IMPORTANT
SNS 3.x versions have reached End of Maintenance since July 1st, 2024.
We recommend that you update your SNS firewalls to a version with maintenance to guarantee the protection of your infrastructure.
New features in SNS 3.7.2 LTSB
Intrusion prevention
Protocol whitelist
A whitelist of protocols that do not need to be analyzed by the intrusion prevention engine has been added. This list can only be loaded in command line (System > CLI console module) using the following command:
CONFIG PROTOCOL IP COMMON IPS CONFIG UnanalyzedIpProto="list_of_protocol_numbers"
The protocol numbers are available on the IANA website (Internet Assigned Numbers Authority).
Do note that this list contains VRRP (112) and SCTP (132) protocols by default.

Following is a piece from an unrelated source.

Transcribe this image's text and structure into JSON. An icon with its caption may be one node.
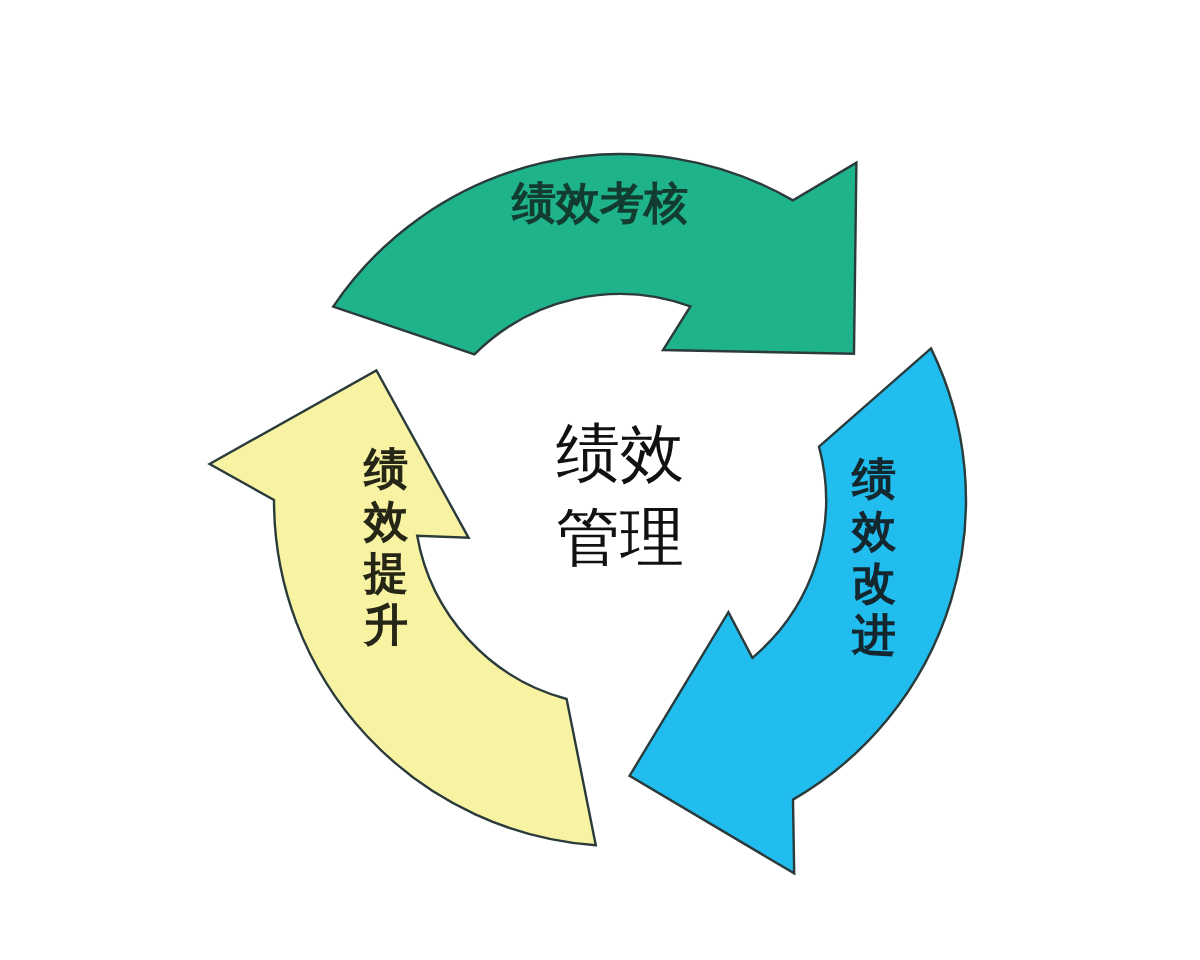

To display the content of this whitelist, use the command:
CONFIG PROTOCOL IP COMMON SHOW
For more information on these commands, please refer to the CLI SERVERD Commands Reference Guide.
System
IPsec VPN - IKEv2
Support reference 70250
In order to avoid a multiplication of inactive child SA's causing an excessive load of IKEv2 IPSEc Tunnel Management Engine, a purge mechanism of unused SAs has been implemented.
Please refer to the knowledge base or contact the technical support team for further details.